I have recently been playing more golf lately. I started playing golf at least once a week while living in Kansas about 17 years ago. Recently, I was lucky enough to play at Myrtle Beach, South Carolina. While there, my friends and I played 36 holes a day for three days — and I realized my approach to putting might be all wrong. Was I supposed to be using a waterfall or agile approach to putting? Apparently, this wasn't a gimme.
I often play with my mother and her husband, Ronny. Ronny is a good ole boy, the kind whose neighbors in Paducah, Kentucky, would take a bullet for. You could literally lose count of all the people who'd come up for a hug or handshake with Ronny at Parker’s or City Rockers. And it's easy to see why. Apart from his taste in Pabst Blue Ribbon, Ronny's advice is usually sound.
I got to watching Ronny putt the other day.

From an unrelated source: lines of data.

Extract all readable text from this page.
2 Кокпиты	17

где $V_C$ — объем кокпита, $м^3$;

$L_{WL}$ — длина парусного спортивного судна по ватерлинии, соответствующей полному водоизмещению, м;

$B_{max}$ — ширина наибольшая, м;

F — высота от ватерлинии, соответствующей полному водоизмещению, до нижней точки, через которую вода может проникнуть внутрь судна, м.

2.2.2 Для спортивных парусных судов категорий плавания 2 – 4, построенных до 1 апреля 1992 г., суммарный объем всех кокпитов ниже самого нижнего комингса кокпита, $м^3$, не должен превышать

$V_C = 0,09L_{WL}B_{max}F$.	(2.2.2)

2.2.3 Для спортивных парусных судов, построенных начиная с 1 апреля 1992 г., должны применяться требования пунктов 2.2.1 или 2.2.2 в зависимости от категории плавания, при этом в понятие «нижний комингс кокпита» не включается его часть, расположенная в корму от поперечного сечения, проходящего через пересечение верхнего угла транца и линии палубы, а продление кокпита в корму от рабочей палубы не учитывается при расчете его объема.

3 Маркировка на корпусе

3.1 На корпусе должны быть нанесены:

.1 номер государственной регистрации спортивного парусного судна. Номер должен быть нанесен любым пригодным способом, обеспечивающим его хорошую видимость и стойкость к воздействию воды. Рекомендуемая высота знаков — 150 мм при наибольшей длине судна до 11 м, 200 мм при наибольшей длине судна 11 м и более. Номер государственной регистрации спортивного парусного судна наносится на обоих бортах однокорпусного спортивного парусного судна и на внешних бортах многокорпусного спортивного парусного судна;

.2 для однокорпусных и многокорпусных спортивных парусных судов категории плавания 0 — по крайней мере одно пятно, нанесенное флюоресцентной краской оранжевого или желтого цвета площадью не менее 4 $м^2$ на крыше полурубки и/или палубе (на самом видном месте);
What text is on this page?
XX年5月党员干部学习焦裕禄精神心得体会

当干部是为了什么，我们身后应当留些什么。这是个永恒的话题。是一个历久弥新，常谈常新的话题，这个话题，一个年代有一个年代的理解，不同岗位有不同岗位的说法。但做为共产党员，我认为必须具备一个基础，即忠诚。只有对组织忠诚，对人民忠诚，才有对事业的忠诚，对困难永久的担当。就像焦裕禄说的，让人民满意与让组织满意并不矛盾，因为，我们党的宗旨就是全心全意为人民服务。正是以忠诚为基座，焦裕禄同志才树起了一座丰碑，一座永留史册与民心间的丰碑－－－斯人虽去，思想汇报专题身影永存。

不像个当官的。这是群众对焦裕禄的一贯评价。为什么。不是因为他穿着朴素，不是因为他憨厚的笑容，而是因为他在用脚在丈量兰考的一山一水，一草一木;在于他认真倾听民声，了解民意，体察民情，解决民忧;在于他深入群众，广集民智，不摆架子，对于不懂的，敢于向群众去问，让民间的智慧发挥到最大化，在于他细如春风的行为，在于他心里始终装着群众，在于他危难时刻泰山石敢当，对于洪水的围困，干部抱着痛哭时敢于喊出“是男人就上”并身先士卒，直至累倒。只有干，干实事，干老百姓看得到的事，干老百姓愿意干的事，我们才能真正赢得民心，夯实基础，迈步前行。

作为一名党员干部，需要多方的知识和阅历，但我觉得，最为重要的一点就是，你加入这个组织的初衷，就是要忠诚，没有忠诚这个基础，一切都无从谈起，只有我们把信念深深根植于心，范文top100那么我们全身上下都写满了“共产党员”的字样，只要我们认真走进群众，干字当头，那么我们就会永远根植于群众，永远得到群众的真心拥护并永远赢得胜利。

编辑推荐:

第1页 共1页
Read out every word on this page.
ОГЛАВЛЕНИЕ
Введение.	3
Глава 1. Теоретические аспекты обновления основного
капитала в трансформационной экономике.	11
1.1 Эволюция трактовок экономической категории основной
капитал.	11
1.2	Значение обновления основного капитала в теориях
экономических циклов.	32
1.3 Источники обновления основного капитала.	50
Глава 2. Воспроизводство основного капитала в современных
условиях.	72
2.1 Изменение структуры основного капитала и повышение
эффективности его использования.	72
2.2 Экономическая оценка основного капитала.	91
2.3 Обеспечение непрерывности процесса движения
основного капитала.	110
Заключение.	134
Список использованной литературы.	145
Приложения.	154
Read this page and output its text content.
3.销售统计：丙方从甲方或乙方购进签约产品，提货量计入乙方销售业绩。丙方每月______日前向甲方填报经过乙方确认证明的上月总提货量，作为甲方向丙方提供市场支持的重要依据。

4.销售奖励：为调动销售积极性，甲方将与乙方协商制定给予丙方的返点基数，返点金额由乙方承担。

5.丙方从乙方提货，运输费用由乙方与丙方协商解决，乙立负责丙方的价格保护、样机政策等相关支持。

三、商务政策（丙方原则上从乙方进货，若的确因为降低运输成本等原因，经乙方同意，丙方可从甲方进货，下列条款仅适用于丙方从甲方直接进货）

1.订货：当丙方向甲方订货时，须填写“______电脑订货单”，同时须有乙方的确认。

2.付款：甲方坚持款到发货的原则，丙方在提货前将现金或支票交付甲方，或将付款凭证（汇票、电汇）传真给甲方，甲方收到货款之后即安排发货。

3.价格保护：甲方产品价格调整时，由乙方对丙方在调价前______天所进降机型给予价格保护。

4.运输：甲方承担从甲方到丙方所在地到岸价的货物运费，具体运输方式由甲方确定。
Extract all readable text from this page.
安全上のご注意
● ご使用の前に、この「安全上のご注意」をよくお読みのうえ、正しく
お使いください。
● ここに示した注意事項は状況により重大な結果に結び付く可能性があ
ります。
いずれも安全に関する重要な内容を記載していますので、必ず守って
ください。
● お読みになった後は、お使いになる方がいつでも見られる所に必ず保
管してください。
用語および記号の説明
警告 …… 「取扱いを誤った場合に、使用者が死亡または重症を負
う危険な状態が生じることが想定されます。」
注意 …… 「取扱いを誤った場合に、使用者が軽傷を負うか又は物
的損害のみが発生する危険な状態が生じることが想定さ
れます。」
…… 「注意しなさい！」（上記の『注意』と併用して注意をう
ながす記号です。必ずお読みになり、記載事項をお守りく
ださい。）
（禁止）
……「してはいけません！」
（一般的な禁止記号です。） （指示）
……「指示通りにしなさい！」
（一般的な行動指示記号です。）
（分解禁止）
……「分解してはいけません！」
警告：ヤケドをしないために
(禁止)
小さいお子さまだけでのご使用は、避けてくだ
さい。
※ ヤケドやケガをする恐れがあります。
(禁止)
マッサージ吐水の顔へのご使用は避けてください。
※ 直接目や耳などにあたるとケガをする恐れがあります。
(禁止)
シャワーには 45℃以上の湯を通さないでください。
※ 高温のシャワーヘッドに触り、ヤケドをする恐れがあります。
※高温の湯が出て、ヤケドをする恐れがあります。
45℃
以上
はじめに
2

My putting is so bad, that I couldn't putt into a crater if my ball were leaning on the edge.
Anyway ... prior to putting, Ronny spends time positioning his ball with the ball’s printed arrow pointed directly at the hole. He then positions his putter’s face perpendicular to that arrow, and then finally positions his body to the club. Assuming that he reads the green correctly and has the correct speed, he generally makes it into the hole (or gets the ball pretty darn close).
It struck me. Not the ball. (The ball went into the hole. We covered this.) It struck me that Ronny was using his time before making his putt the same way I'd use the first phase of a GIS project. Before I go to deploy a solution — before I even develop a solution — I design it. A quality design phase of a GIS project can make or break its success, the same way Ronny's setup makes or breaks his score.
First, let's cover our bases with a quick recap of what each methodology really is. Here are how these two popular strategies for project execution break down:
Waterfall Strategy is Linear
In general, Waterfall strategy follows a linear method. First you design. Then you develop. Then you deploy. Incidentally, this is also SSP's strategy (unless the project specifically dictates otherwise). Each phase is completed and signed off by the client prior to starting the next phase. The focus of the methodology is generally pressing forward, — and your end success places immense importance on starting with a solid design.
One of the criticisms (other than the stupid name) of this method is that sometimes the design phase is either rushed or constructed with a client misunderstanding. Without solid client involvement in the early stages, the product may be built in an undesired way — resulting in a lack of satisfaction and/or costly change order. Having worked for SSP for three years now, I know firsthand that we spend a great deal of time educating and communicating with our clients (and future clients) in the beginning, which helps prevent these undesired consequences.
So if Waterfall strategy is linear, what's Agile strategy?
The Agile strategy for projects (Figure 3) involves multiple “sprints” of a specific duration. The goal of each sprint is to complete a defined list of deliverables. At the end of each sprint, the client gives input on the successes and failures, and the deliverables are redefined. The next sprint begins, to iterate on the deliverables again. Design, develop, deploy, discover — repeat. In Agile methodology, there isn't a great deal of focus placed on initial design, because the design will be refined based on frequent client testing and feedback. It's a lot easier to change your design in the Agile strategy.
Some critics of this approach point out it's more likely you'll exceed your budget or schedule, because the number of sprints performed is often not defined. In addition, the desired product may end up being constructed in a different manner than originally budgeted. Some clients may also not want (or have time) to participate in the process of which this strategy demands.
Which strategy is better? It (of course) depends on the project and our client’s wishes. In terms of golf, my strategy would be the Waterfall approach and just try to hit the ball into the hole, instead of 5-foot sprint increments.